BAGHDAD (Reuters) - Iraq closed its northern airspace to all flights on Monday for at least two days due to military traffic from Russia’s air campaign in neighboring Syria.
The closure was expected to affect domestic commercial routes to Erbil and Sulaimaniya as well as international flights from Turkey, Jordan, the Gulf and Austria.
A spokesman for the U.S.-led coalition, which launches reconnaissance and resupply flights from Erbil, said all military traffic had also been halted.
Iraq’s civil aviation authority said in a statement that flight suspensions were made “to protect travelers and because of the crossing of cruise missiles and bombers in the northern part of Iraq launched from the Caspian Sea”.
Russia began launching missiles and long-range bombers from warships in the Caspian last month. They travel some 1,500 km (900 miles) over Iran and Iraq.
A spokesman for Erbil International Airport said a change in the missiles’ route had brought them “uncomfortably close” to the airport, without providing more details.
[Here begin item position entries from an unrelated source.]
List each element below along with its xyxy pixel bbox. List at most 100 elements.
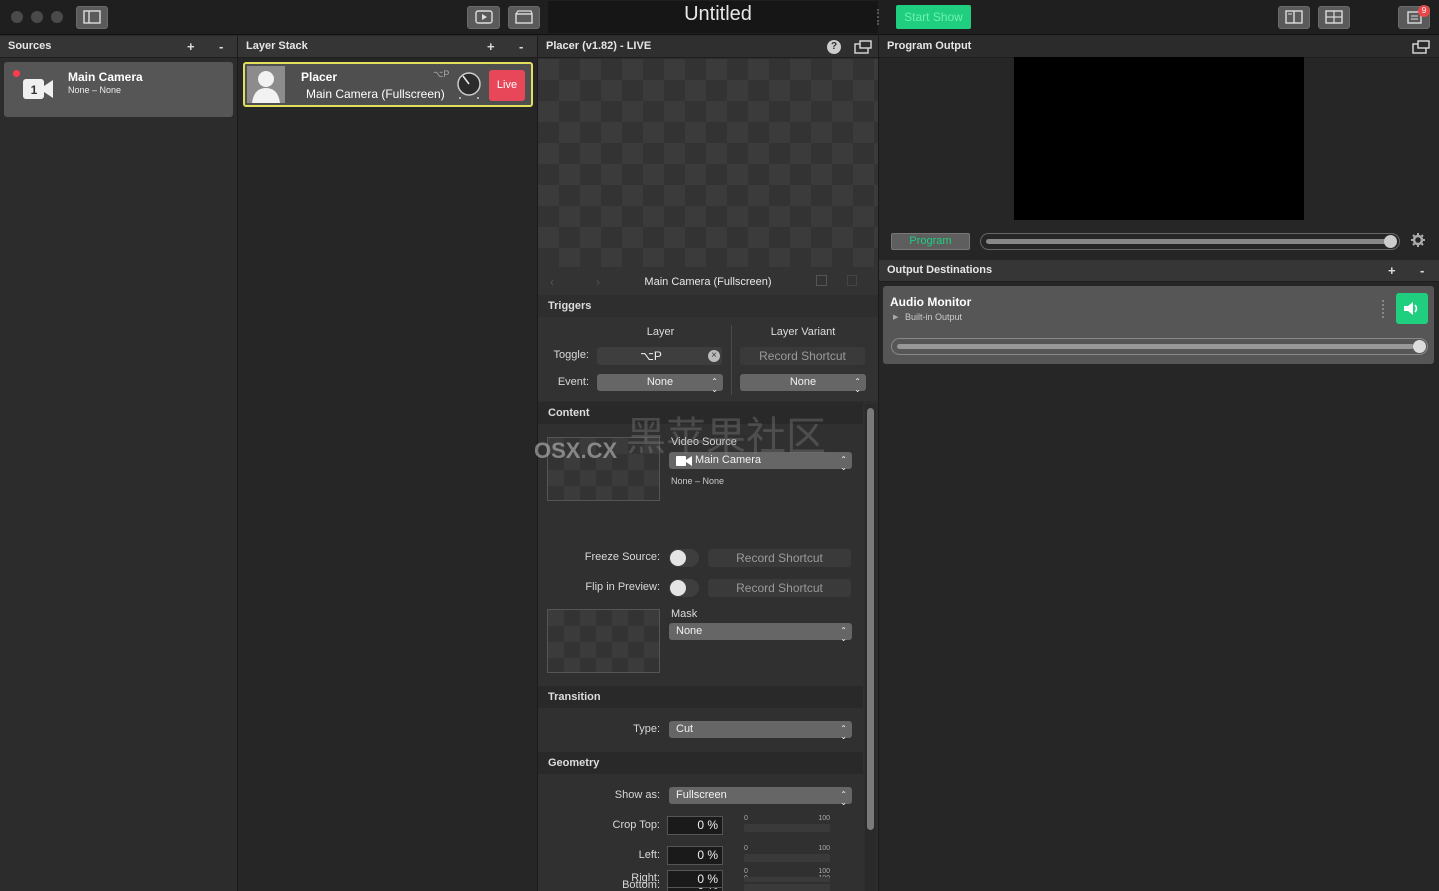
speaker-icon [1404,302,1418,315]
settings-scroll-area[interactable]: Content Video Source Main Camera ⌃ ⌄ None … [538,402,864,891]
triggers-section: Layer Layer Variant Toggle: ⌥P × Record … [538,317,878,401]
slider-knob[interactable] [1413,340,1426,353]
show-as-value: Fullscreen [676,789,727,801]
add-source-button[interactable]: + [187,36,195,57]
toggle-shortcut-field[interactable]: ⌥P × [597,347,722,365]
layer-stack-header: Layer Stack + - [238,36,537,58]
gear-icon[interactable] [1411,233,1425,247]
clear-shortcut-icon[interactable]: × [708,350,720,362]
crop-left-input[interactable]: 0 % [667,846,723,865]
title-bar: Untitled Start Show 9 [0,0,1439,35]
zoom-window-button[interactable] [51,11,63,23]
event-layer-value: None [646,376,674,388]
remove-layer-button[interactable]: - [519,36,523,57]
layer-thumbnail [247,66,285,103]
sources-header: Sources + - [0,36,237,58]
source-item-main-camera[interactable]: 1 Main Camera None – None [4,62,233,117]
settings-scrollbar[interactable] [865,404,876,891]
popout-window-icon[interactable] [1412,40,1430,54]
toggle-shortcut-value: ⌥P [640,349,662,363]
layer-stack-title: Layer Stack [246,40,308,52]
media-bin-button[interactable] [508,6,540,29]
duplicate-layer-icon[interactable] [816,275,827,286]
video-source-subtitle: None – None [671,476,725,486]
show-as-label: Show as: [614,789,660,801]
source-subtitle: None – None [68,85,122,95]
event-label: Event: [557,376,589,388]
mask-select[interactable]: None ⌃ ⌄ [669,623,852,643]
variant-record-shortcut-button[interactable]: Record Shortcut [740,347,865,365]
opacity-knob-icon[interactable] [455,71,483,101]
start-show-button[interactable]: Start Show [896,5,971,29]
event-variant-select[interactable]: None ⌃ ⌄ [740,374,866,394]
event-variant-value: None [789,376,817,388]
remove-destination-button[interactable]: - [1420,260,1424,281]
live-button[interactable]: Live [489,70,525,101]
slider-min: 0 [744,868,748,875]
drag-handle-icon[interactable] [1382,300,1384,318]
delete-layer-icon[interactable] [847,275,857,286]
show-as-select[interactable]: Fullscreen ⌃ ⌄ [669,787,852,807]
layout-split-button[interactable] [1278,6,1310,29]
crop-left-slider[interactable]: 0 100 [744,845,830,867]
slider-track [986,239,1389,244]
transition-type-value: Cut [676,723,694,735]
add-destination-button[interactable]: + [1388,260,1396,281]
notification-badge: 9 [1418,5,1430,17]
preview-toggle-button[interactable] [467,6,500,29]
minimize-window-button[interactable] [31,11,43,23]
layer-item-placer[interactable]: Placer Main Camera (Fullscreen) ⌥P Live [243,62,533,107]
mask-thumbnail [547,609,660,673]
output-destinations-header: Output Destinations + - [879,260,1439,282]
freeze-source-label: Freeze Source: [584,551,660,563]
toggle-knob [670,550,686,566]
crop-right-input[interactable]: 0 % [667,870,723,888]
placer-title: Placer (v1.82) - LIVE [546,40,652,52]
slider-track [744,854,830,862]
freeze-source-toggle[interactable] [669,549,699,567]
source-number: 1 [30,83,38,97]
watermark-logo: OSX.CX [534,438,618,463]
crop-left-label: Left: [638,849,660,861]
chevron-updown-icon: ⌃ ⌄ [840,724,847,741]
transition-type-select[interactable]: Cut ⌃ ⌄ [669,721,852,741]
slider-max: 100 [818,845,830,852]
destination-audio-monitor[interactable]: Audio Monitor ▶ Built-in Output [883,286,1434,364]
popout-window-icon[interactable] [854,40,872,54]
close-window-button[interactable] [11,11,23,23]
destination-volume-slider[interactable] [891,338,1428,355]
remove-source-button[interactable]: - [219,36,223,57]
sources-panel: Sources + - 1 Main Camera None – None [0,36,238,891]
event-layer-select[interactable]: None ⌃ ⌄ [597,374,723,394]
scrollbar-thumb[interactable] [867,408,874,830]
triggers-section-title: Triggers [538,295,878,317]
crop-top-input[interactable]: 0 % [667,816,723,835]
crop-right-slider[interactable]: 0 100 [744,868,830,890]
disclosure-triangle-icon[interactable]: ▶ [893,313,898,321]
toggle-label: Toggle: [553,349,589,361]
add-layer-button[interactable]: + [487,36,495,57]
clapperboard-icon [515,10,533,24]
title-divider [877,9,879,25]
help-icon[interactable]: ? [827,40,841,54]
output-destinations-title: Output Destinations [887,264,993,276]
slider-knob[interactable] [1384,235,1397,248]
flip-record-shortcut-button[interactable]: Record Shortcut [708,579,851,597]
crop-top-slider[interactable]: 0 100 [744,815,830,837]
window-title: Untitled [684,3,752,25]
slider-track [744,877,830,882]
live-indicator-dot [13,70,20,77]
slider-max: 100 [818,815,830,822]
layout-grid-button[interactable] [1318,6,1350,29]
program-level-slider[interactable] [980,233,1400,250]
transition-section-title: Transition [538,686,863,708]
crop-right-label: Right: [631,872,660,884]
destination-subtitle: Built-in Output [905,312,963,322]
trigger-column-divider [731,325,732,395]
toggle-sidebar-button[interactable] [76,6,108,29]
chevron-updown-icon: ⌃ ⌄ [854,377,861,394]
flip-preview-toggle[interactable] [669,579,699,597]
mute-button[interactable] [1396,293,1428,324]
program-button[interactable]: Program [891,233,970,250]
freeze-record-shortcut-button[interactable]: Record Shortcut [708,549,851,567]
The director of Erbil airport said in a statement the suspension could last longer than the initial 48 hours. Emirates Airlines said it had canceled flights to Erbil until Thursday.
The coalition spokesman, U.S. Army Colonel Steve Warren, said the trigger and expected length of the interruption was unclear.
The coalition has been bombing Islamic State targets in Iraq and Syria for more than a year separately from the Russian campaign.
With competing military demands on the airspace over Iraq and Syria, flight time and fuel costs for commercial traffic has risen as aircraft queue to enter narrow corridors.
Moscow says its air strikes were requested by Syrian President Bashar al-Assad and contends their main target is Islamic State militants who control large swathes of Syria and Iraq. But it has been accused of hitting other targets, including territory occupied by Western-backed rebels.
U.S. officials said last month four missiles launched from Russian warships in the Caspian had crashed in Iran, though Moscow insisted they reached their targets in Syria.
The terrain-hugging Kalibr cruise missiles, which NATO has codenamed Sizzler, fly at an altitude of 50 meters (164 feet) and are accurate to within three meters, the Russian Defense Ministry says.
Moscow also uses bombers from Russian airbases to launch airstrikes.